In one of Ellen Degeneres's standup routines, she subverts this trope by poking fun at the fact that we're all supposed to laugh at our own injuries; she mimes accidentally running into a glass door and trying to make it sound like it was hilarious, then asks aloud "Is that my eye? I think I lost my eye! Ha ha ha!"
MythBusters: Every time Tory or Adam gets injured (which is almost all the time), you can bet that it will be funny.
With Adam, it's his over-the-top reactions; with Tory, it's the fact that he so rarely gets seriously hurt. Case in point for Tory: The infamous bike crash in "Driveshaft Pole-vault". Initially it looked scary, and would have remained that way had Tory not immediately sat up and said (almost nonchalantly) "I'm okay."
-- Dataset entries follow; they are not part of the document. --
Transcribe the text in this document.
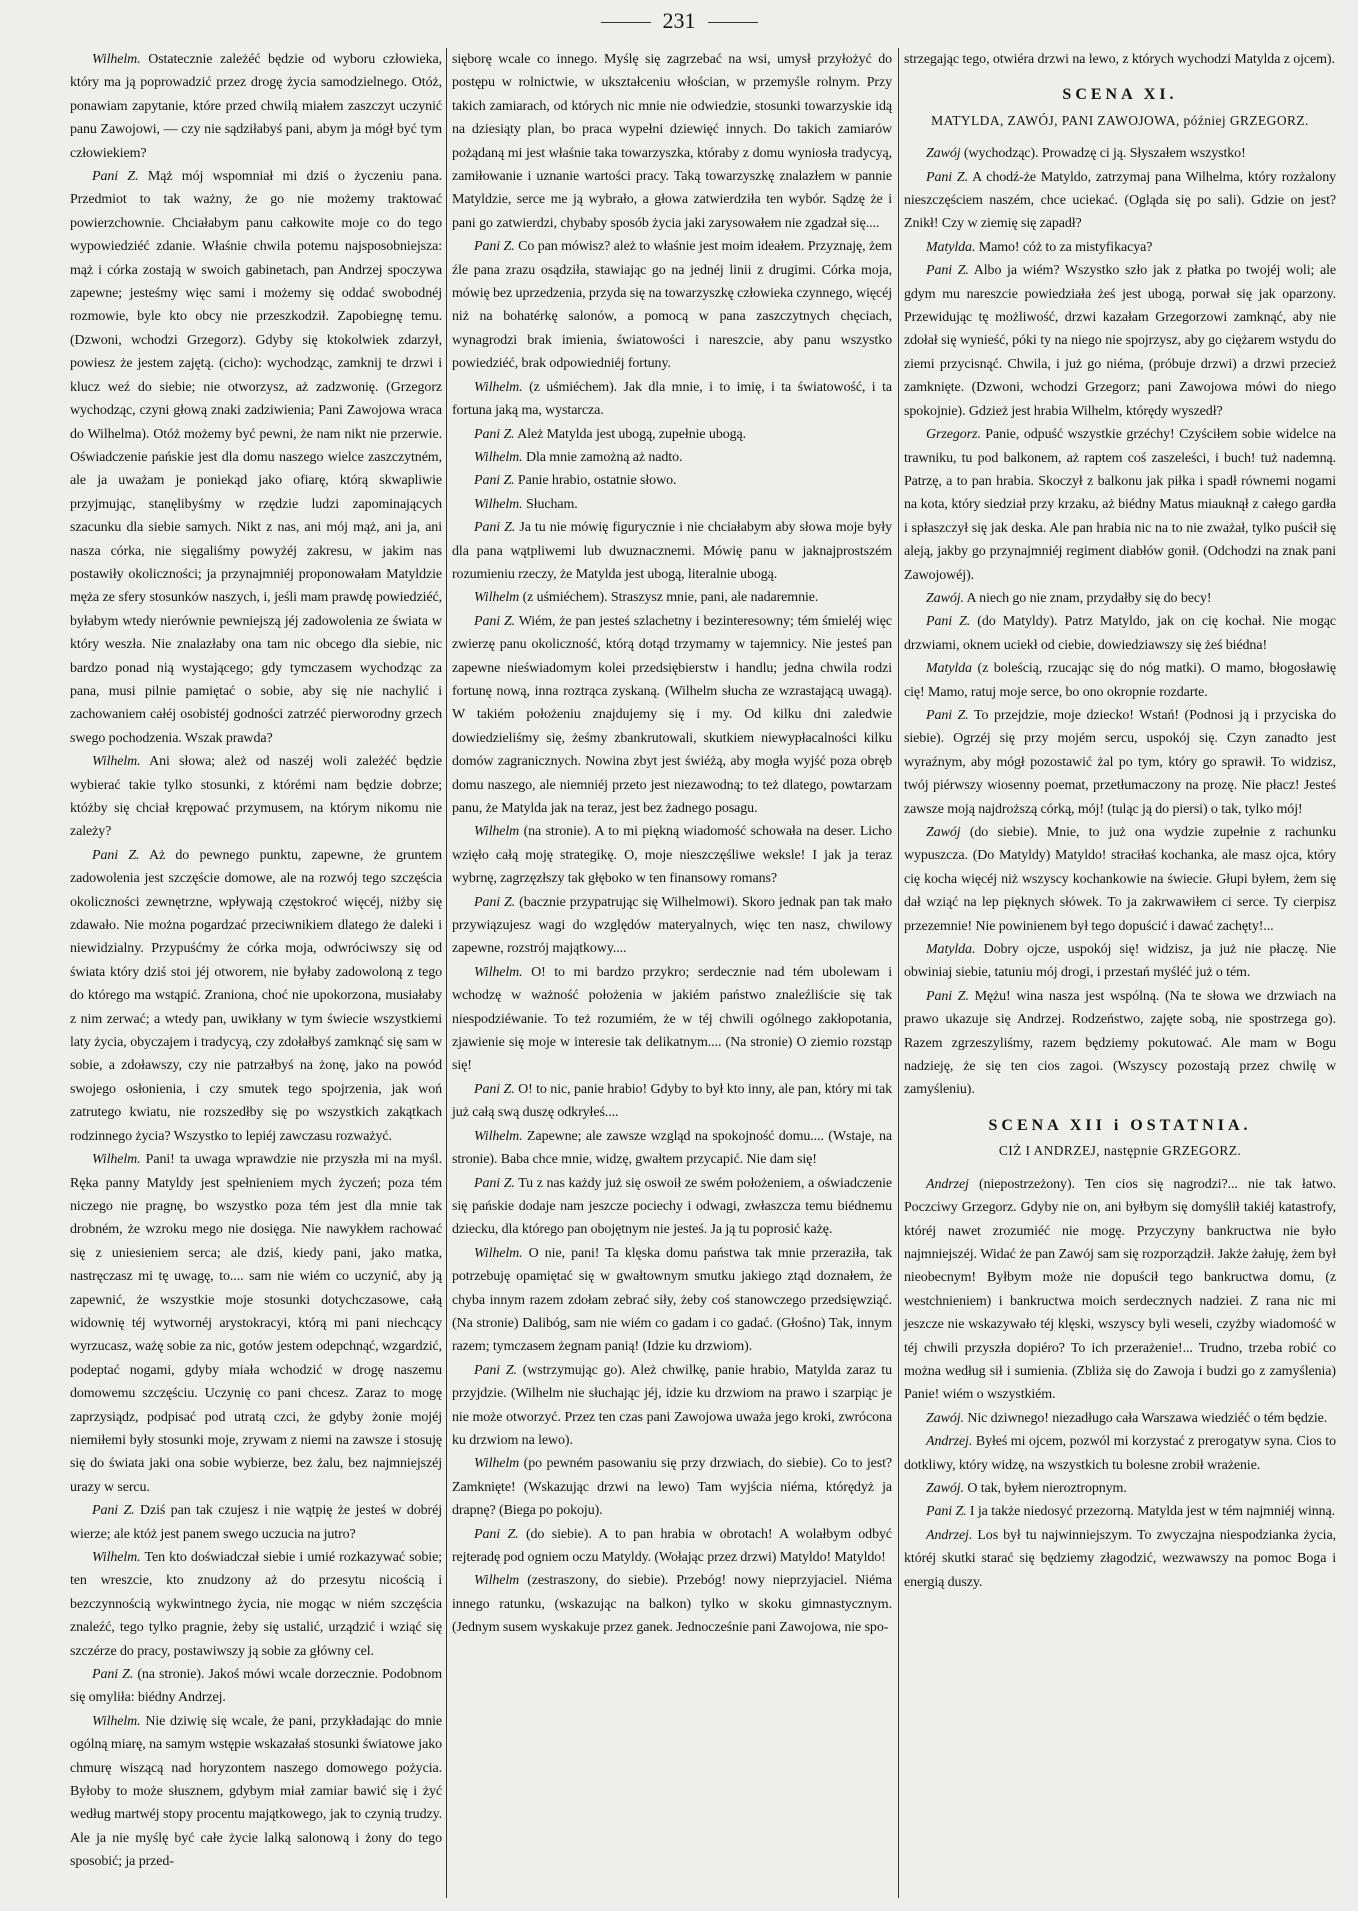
231

Wilhelm. Ostatecznie zależéć będzie od wyboru człowieka, który ma ją poprowadzić przez drogę życia samodzielnego. Otóż, ponawiam zapytanie, które przed chwilą miałem zaszczyt uczynić panu Zawojowi, — czy nie sądziłabyś pani, abym ja mógł być tym człowiekiem?

Pani Z. Mąż mój wspomniał mi dziś o życzeniu pana. Przedmiot to tak ważny, że go nie możemy traktować powierzchownie. Chciałabym panu całkowite moje co do tego wypowiedziéć zdanie. Właśnie chwila potemu najsposobniejsza: mąż i córka zostają w swoich gabinetach, pan Andrzej spoczywa zapewne; jesteśmy więc sami i możemy się oddać swobodnéj rozmowie, byle kto obcy nie przeszkodził. Zapobiegnę temu. (Dzwoni, wchodzi Grzegorz). Gdyby się ktokolwiek zdarzył, powiesz że jestem zajętą. (cicho): wychodząc, zamknij te drzwi i klucz weź do siebie; nie otworzysz, aż zadzwonię. (Grzegorz wychodząc, czyni głową znaki zadziwienia; Pani Zawojowa wraca do Wilhelma). Otóż możemy być pewni, że nam nikt nie przerwie. Oświadczenie pańskie jest dla domu naszego wielce zaszczytném, ale ja uważam je poniekąd jako ofiarę, którą skwapliwie przyjmując, stanęlibyśmy w rzędzie ludzi zapominających szacunku dla siebie samych. Nikt z nas, ani mój mąż, ani ja, ani nasza córka, nie sięgaliśmy powyżéj zakresu, w jakim nas postawiły okoliczności; ja przynajmniéj proponowałam Matyldzie męża ze sfery stosunków naszych, i, jeśli mam prawdę powiedziéć, byłabym wtedy nierównie pewniejszą jéj zadowolenia ze świata w który weszła. Nie znalazłaby ona tam nic obcego dla siebie, nic bardzo ponad nią wystającego; gdy tymczasem wychodząc za pana, musi pilnie pamiętać o sobie, aby się nie nachylić i zachowaniem całéj osobistéj godności zatrzéć pierworodny grzech swego pochodzenia. Wszak prawda?

Wilhelm. Ani słowa; ależ od naszéj woli zależéć będzie wybierać takie tylko stosunki, z którémi nam będzie dobrze; któżby się chciał krępować przymusem, na którym nikomu nie zależy?

Pani Z. Aż do pewnego punktu, zapewne, że gruntem zadowolenia jest szczęście domowe, ale na rozwój tego szczęścia okoliczności zewnętrzne, wpływają częstokroć więcéj, niżby się zdawało. Nie można pogardzać przeciwnikiem dlatego że daleki i niewidzialny. Przypuśćmy że córka moja, odwróciwszy się od świata który dziś stoi jéj otworem, nie byłaby zadowoloną z tego do którego ma wstąpić. Zraniona, choć nie upokorzona, musiałaby z nim zerwać; a wtedy pan, uwikłany w tym świecie wszystkiemi laty życia, obyczajem i tradycyą, czy zdołałbyś zamknąć się sam w sobie, a zdoławszy, czy nie patrzałbyś na żonę, jako na powód swojego osłonienia, i czy smutek tego spojrzenia, jak woń zatrutego kwiatu, nie rozszedłby się po wszystkich zakątkach rodzinnego życia? Wszystko to lepiéj zawczasu rozważyć.

Wilhelm. Pani! ta uwaga wprawdzie nie przyszła mi na myśl. Ręka panny Matyldy jest spełnieniem mych życzeń; poza tém niczego nie pragnę, bo wszystko poza tém jest dla mnie tak drobném, że wzroku mego nie dosięga. Nie nawykłem rachować się z uniesieniem serca; ale dziś, kiedy pani, jako matka, nastręczasz mi tę uwagę, to.... sam nie wiém co uczynić, aby ją zapewnić, że wszystkie moje stosunki dotychczasowe, całą widownię téj wytwornéj arystokracyi, którą mi pani niechcący wyrzucasz, ważę sobie za nic, gotów jestem odepchnąć, wzgardzić, podeptać nogami, gdyby miała wchodzić w drogę naszemu domowemu szczęściu. Uczynię co pani chcesz. Zaraz to mogę zaprzysiądz, podpisać pod utratą czci, że gdyby żonie mojéj niemiłemi były stosunki moje, zrywam z niemi na zawsze i stosuję się do świata jaki ona sobie wybierze, bez żalu, bez najmniejszéj urazy w sercu.

Pani Z. Dziś pan tak czujesz i nie wątpię że jesteś w dobréj wierze; ale któż jest panem swego uczucia na jutro?

Wilhelm. Ten kto doświadczał siebie i umié rozkazywać sobie; ten wreszcie, kto znudzony aż do przesytu nicością i bezczynnością wykwintnego życia, nie mogąc w niém szczęścia znaleźć, tego tylko pragnie, żeby się ustalić, urządzić i wziąć się szczérze do pracy, postawiwszy ją sobie za główny cel.

Pani Z. (na stronie). Jakoś mówi wcale dorzecznie. Podobnom się omyliła: biédny Andrzej.

Wilhelm. Nie dziwię się wcale, że pani, przykładając do mnie ogólną miarę, na samym wstępie wskazałaś stosunki światowe jako chmurę wiszącą nad horyzontem naszego domowego pożycia. Byłoby to może słusznem, gdybym miał zamiar bawić się i żyć według martwéj stopy procentu majątkowego, jak to czynią trudzy. Ale ja nie myślę być całe życie lalką salonową i żony do tego sposobić; ja przed-

sięborę wcale co innego. Myślę się zagrzebać na wsi, umysł przyłożyć do postępu w rolnictwie, w ukształceniu włościan, w przemyśle rolnym. Przy takich zamiarach, od których nic mnie nie odwiedzie, stosunki towarzyskie idą na dziesiąty plan, bo praca wypełni dziewięć innych. Do takich zamiarów pożądaną mi jest właśnie taka towarzyszka, któraby z domu wyniosła tradycyą, zamiłowanie i uznanie wartości pracy. Taką towarzyszkę znalazłem w pannie Matyldzie, serce me ją wybrało, a głowa zatwierdziła ten wybór. Sądzę że i pani go zatwierdzi, chybaby sposób życia jaki zarysowałem nie zgadzał się....

Pani Z. Co pan mówisz? ależ to właśnie jest moim ideałem. Przyznaję, żem źle pana zrazu osądziła, stawiając go na jednéj linii z drugimi. Córka moja, mówię bez uprzedzenia, przyda się na towarzyszkę człowieka czynnego, więcéj niż na bohatérkę salonów, a pomocą w pana zaszczytnych chęciach, wynagrodzi brak imienia, światowości i nareszcie, aby panu wszystko powiedziéć, brak odpowiedniéj fortuny.

Wilhelm. (z uśmiéchem). Jak dla mnie, i to imię, i ta światowość, i ta fortuna jaką ma, wystarcza.

Pani Z. Ależ Matylda jest ubogą, zupełnie ubogą.

Wilhelm. Dla mnie zamożną aż nadto.

Pani Z. Panie hrabio, ostatnie słowo.

Wilhelm. Słucham.

Pani Z. Ja tu nie mówię figurycznie i nie chciałabym aby słowa moje były dla pana wątpliwemi lub dwuznacznemi. Mówię panu w jaknajprostszém rozumieniu rzeczy, że Matylda jest ubogą, literalnie ubogą.

Wilhelm (z uśmiéchem). Straszysz mnie, pani, ale nadaremnie.

Pani Z. Wiém, że pan jesteś szlachetny i bezinteresowny; tém śmieléj więc zwierzę panu okoliczność, którą dotąd trzymamy w tajemnicy. Nie jesteś pan zapewne nieświadomym kolei przedsiębierstw i handlu; jedna chwila rodzi fortunę nową, inna roztrąca zyskaną. (Wilhelm słucha ze wzrastającą uwagą). W takiém położeniu znajdujemy się i my. Od kilku dni zaledwie dowiedzieliśmy się, żeśmy zbankrutowali, skutkiem niewypłacalności kilku domów zagranicznych. Nowina zbyt jest świéżą, aby mogła wyjść poza obręb domu naszego, ale niemniéj przeto jest niezawodną; to też dlatego, powtarzam panu, że Matylda jak na teraz, jest bez żadnego posagu.

Wilhelm (na stronie). A to mi piękną wiadomość schowała na deser. Licho wzięło całą moję strategikę. O, moje nieszczęśliwe weksle! I jak ja teraz wybrnę, zagrzęzłszy tak głęboko w ten finansowy romans?

Pani Z. (bacznie przypatrując się Wilhelmowi). Skoro jednak pan tak mało przywiązujesz wagi do względów materyalnych, więc ten nasz, chwilowy zapewne, rozstrój majątkowy....

Wilhelm. O! to mi bardzo przykro; serdecznie nad tém ubolewam i wchodzę w ważność położenia w jakiém państwo znaleźliście się tak niespodziéwanie. To też rozumiém, że w téj chwili ogólnego zakłopotania, zjawienie się moje w interesie tak delikatnym.... (Na stronie) O ziemio rozstąp się!

Pani Z. O! to nic, panie hrabio! Gdyby to był kto inny, ale pan, który mi tak już całą swą duszę odkryłeś....

Wilhelm. Zapewne; ale zawsze wzgląd na spokojność domu.... (Wstaje, na stronie). Baba chce mnie, widzę, gwałtem przycapić. Nie dam się!

Pani Z. Tu z nas każdy już się oswoił ze swém położeniem, a oświadczenie się pańskie dodaje nam jeszcze pociechy i odwagi, zwłaszcza temu biédnemu dziecku, dla którego pan obojętnym nie jesteś. Ja ją tu poprosić każę.

Wilhelm. O nie, pani! Ta klęska domu państwa tak mnie przeraziła, tak potrzebuję opamiętać się w gwałtownym smutku jakiego ztąd doznałem, że chyba innym razem zdołam zebrać siły, żeby coś stanowczego przedsięwziąć. (Na stronie) Dalibóg, sam nie wiém co gadam i co gadać. (Głośno) Tak, innym razem; tymczasem żegnam panią! (Idzie ku drzwiom).

Pani Z. (wstrzymując go). Ależ chwilkę, panie hrabio, Matylda zaraz tu przyjdzie. (Wilhelm nie słuchając jéj, idzie ku drzwiom na prawo i szarpiąc je nie może otworzyć. Przez ten czas pani Zawojowa uważa jego kroki, zwrócona ku drzwiom na lewo).

Wilhelm (po pewném pasowaniu się przy drzwiach, do siebie). Co to jest? Zamknięte! (Wskazując drzwi na lewo) Tam wyjścia niéma, którędyż ja drapnę? (Biega po pokoju).

Pani Z. (do siebie). A to pan hrabia w obrotach! A wolałbym odbyć rejteradę pod ogniem oczu Matyldy. (Wołając przez drzwi) Matyldo! Matyldo!

Wilhelm (zestraszony, do siebie). Przebóg! nowy nieprzyjaciel. Niéma innego ratunku, (wskazując na balkon) tylko w skoku gimnastycznym. (Jednym susem wyskakuje przez ganek. Jednocześnie pani Zawojowa, nie spo-

strzegając tego, otwiéra drzwi na lewo, z których wychodzi Matylda z ojcem).

SCENA XI.
MATYLDA, ZAWÓJ, PANI ZAWOJOWA, później GRZEGORZ.

Zawój (wychodząc). Prowadzę ci ją. Słyszałem wszystko!

Pani Z. A chodź-że Matyldo, zatrzymaj pana Wilhelma, który rozżalony nieszczęściem naszém, chce uciekać. (Ogląda się po sali). Gdzie on jest? Znikł! Czy w ziemię się zapadł?

Matylda. Mamo! cóż to za mistyfikacya?

Pani Z. Albo ja wiém? Wszystko szło jak z płatka po twojéj woli; ale gdym mu nareszcie powiedziała żeś jest ubogą, porwał się jak oparzony. Przewidując tę możliwość, drzwi kazałam Grzegorzowi zamknąć, aby nie zdołał się wynieść, póki ty na niego nie spojrzysz, aby go ciężarem wstydu do ziemi przycisnąć. Chwila, i już go niéma, (próbuje drzwi) a drzwi przecież zamknięte. (Dzwoni, wchodzi Grzegorz; pani Zawojowa mówi do niego spokojnie). Gdzież jest hrabia Wilhelm, którędy wyszedł?

Grzegorz. Panie, odpuść wszystkie grzéchy! Czyściłem sobie widelce na trawniku, tu pod balkonem, aż raptem coś zaszeleści, i buch! tuż nademną. Patrzę, a to pan hrabia. Skoczył z balkonu jak piłka i spadł równemi nogami na kota, który siedział przy krzaku, aż biédny Matus miauknął z całego gardła i spłaszczył się jak deska. Ale pan hrabia nic na to nie zważał, tylko puścił się aleją, jakby go przynajmniéj regiment diabłów gonił. (Odchodzi na znak pani Zawojowéj).

Zawój. A niech go nie znam, przydałby się do becy!

Pani Z. (do Matyldy). Patrz Matyldo, jak on cię kochał. Nie mogąc drzwiami, oknem uciekł od ciebie, dowiedziawszy się żeś biédna!

Matylda (z boleścią, rzucając się do nóg matki). O mamo, błogosławię cię! Mamo, ratuj moje serce, bo ono okropnie rozdarte.

Pani Z. To przejdzie, moje dziecko! Wstań! (Podnosi ją i przyciska do siebie). Ogrzéj się przy mojém sercu, uspokój się. Czyn zanadto jest wyraźnym, aby mógł pozostawić żal po tym, który go sprawił. To widzisz, twój piérwszy wiosenny poemat, przetłumaczony na prozę. Nie płacz! Jesteś zawsze moją najdroższą córką, mój! (tuląc ją do piersi) o tak, tylko mój!

Zawój (do siebie). Mnie, to już ona wydzie zupełnie z rachunku wypuszcza. (Do Matyldy) Matyldo! straciłaś kochanka, ale masz ojca, który cię kocha więcéj niż wszyscy kochankowie na świecie. Głupi byłem, żem się dał wziąć na lep pięknych słówek. To ja zakrwawiłem ci serce. Ty cierpisz przezemnie! Nie powinienem był tego dopuścić i dawać zachęty!...

Matylda. Dobry ojcze, uspokój się! widzisz, ja już nie płaczę. Nie obwiniaj siebie, tatuniu mój drogi, i przestań myśléć już o tém.

Pani Z. Mężu! wina nasza jest wspólną. (Na te słowa we drzwiach na prawo ukazuje się Andrzej. Rodzeństwo, zajęte sobą, nie spostrzega go). Razem zgrzeszyliśmy, razem będziemy pokutować. Ale mam w Bogu nadzieję, że się ten cios zagoi. (Wszyscy pozostają przez chwilę w zamyśleniu).

SCENA XII i OSTATNIA.
CIŻ I ANDRZEJ, następnie GRZEGORZ.

Andrzej (niepostrzeżony). Ten cios się nagrodzi?... nie tak łatwo. Poczciwy Grzegorz. Gdyby nie on, ani byłbym się domyślił takiéj katastrofy, któréj nawet zrozumiéć nie mogę. Przyczyny bankructwa nie było najmniejszéj. Widać że pan Zawój sam się rozporządził. Jakże żałuję, żem był nieobecnym! Byłbym może nie dopuścił tego bankructwa domu, (z westchnieniem) i bankructwa moich serdecznych nadziei. Z rana nic mi jeszcze nie wskazywało téj klęski, wszyscy byli weseli, czyżby wiadomość w téj chwili przyszła dopiéro? To ich przerażenie!... Trudno, trzeba robić co można według sił i sumienia. (Zbliża się do Zawoja i budzi go z zamyślenia) Panie! wiém o wszystkiém.

Zawój. Nic dziwnego! niezadługo cała Warszawa wiedziéć o tém będzie.

Andrzej. Byłeś mi ojcem, pozwól mi korzystać z prerogatyw syna. Cios to dotkliwy, który widzę, na wszystkich tu bolesne zrobił wrażenie.

Zawój. O tak, byłem nieroztropnym.

Pani Z. I ja także niedosyć przezorną. Matylda jest w tém najmniéj winną.

Andrzej. Los był tu najwinniejszym. To zwyczajna niespodzianka życia, któréj skutki starać się będziemy złagodzić, wezwawszy na pomoc Boga i energią duszy.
Subverted in episode 29 of the 2005 season, "Cooling a Six Pack." Adam was going to touch a replica of the Ark of the Covenant hooked up to ancient batteries (It Makes Sense in Context) and report on the shock he received. One of the producers convinced the Build Team to hook up a powerful battery to it, because he thought it would be good television. Cue Adam becoming very angry (extra jarring because he is Fun Personified and is NEVER angry), and nobody, not even the cameramen, would follow him after that. That particular producer was released from his duties shortly after.
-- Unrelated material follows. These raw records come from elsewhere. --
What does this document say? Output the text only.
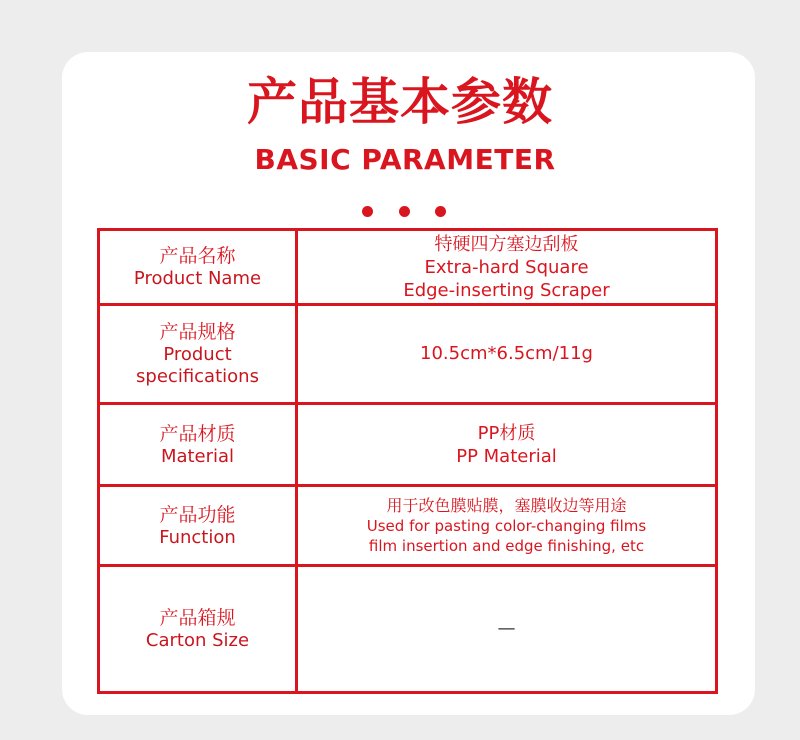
产品基本参数
BASIC PARAMETER
产品名称
Product Name	特硬四方塞边刮板
Extra-hard Square
Edge-inserting Scraper

产品规格
Product
specifications	10.5cm*6.5cm/11g

产品材质
Material	PP材质
PP Material

产品功能
Function	用于改色膜贴膜，塞膜收边等用途
Used for pasting color-changing films
film insertion and edge finishing, etc

产品箱规
Carton Size	—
Angel: The Double Standard is averted in the fourth season. Toward the end of the season, Cordelia has been revealed as the big bad, and whenever she inflicts violence, it's portrayed as evil, especially against the supremely naive Connor. Then she turns around and tries to play up all the expected tropes, nicely subverting them.
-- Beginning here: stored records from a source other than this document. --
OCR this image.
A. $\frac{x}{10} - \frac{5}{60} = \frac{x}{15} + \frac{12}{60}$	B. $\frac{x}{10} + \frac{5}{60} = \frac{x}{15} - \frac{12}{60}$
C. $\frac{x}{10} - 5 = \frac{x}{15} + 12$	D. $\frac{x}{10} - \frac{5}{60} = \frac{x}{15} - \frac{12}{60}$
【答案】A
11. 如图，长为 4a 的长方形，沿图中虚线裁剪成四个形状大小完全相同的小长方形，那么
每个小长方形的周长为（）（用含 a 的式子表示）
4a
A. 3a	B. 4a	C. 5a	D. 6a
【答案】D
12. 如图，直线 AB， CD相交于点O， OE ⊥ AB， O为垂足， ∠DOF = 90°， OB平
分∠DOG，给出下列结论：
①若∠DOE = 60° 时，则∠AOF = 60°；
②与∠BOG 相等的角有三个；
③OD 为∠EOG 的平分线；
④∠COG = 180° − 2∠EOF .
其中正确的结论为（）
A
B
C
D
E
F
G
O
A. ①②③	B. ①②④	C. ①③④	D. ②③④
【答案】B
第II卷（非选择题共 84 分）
In one episode he accidentally causes Brad's current girlfriend to hurt her leg and take a trip to hospital. According to the nurse he makes a trip there on average once a week (the same hospital also being the first number on speed-dial because Jill has to call them so often), the huge folder the nurse shows them is only Tim's folder for that month, and that when he's there for the girlfriend it's the first time he's ever been to hospital without being the injured one... and then he walks into a door and breaks his nose.
Jeff is pretty much the show's resident Butt Monkey. Among others, he's been tranq'ed repeatedly (and as with Casey, he can take a ton of them before going down because of all the drugs he's done in his past giving him a tolerance for them), the first Christmas episode made a Running Gag of him getting whacked in the head (bullhorns, boxes, someone using a bullhorn in his face and knocking him flat...), and his suffering brain damage due to carbon monoxide poisoning from sleeping in his van is played for laughs. Chances are if someone is going to be injured in hilarious ways, it's probably Jeff.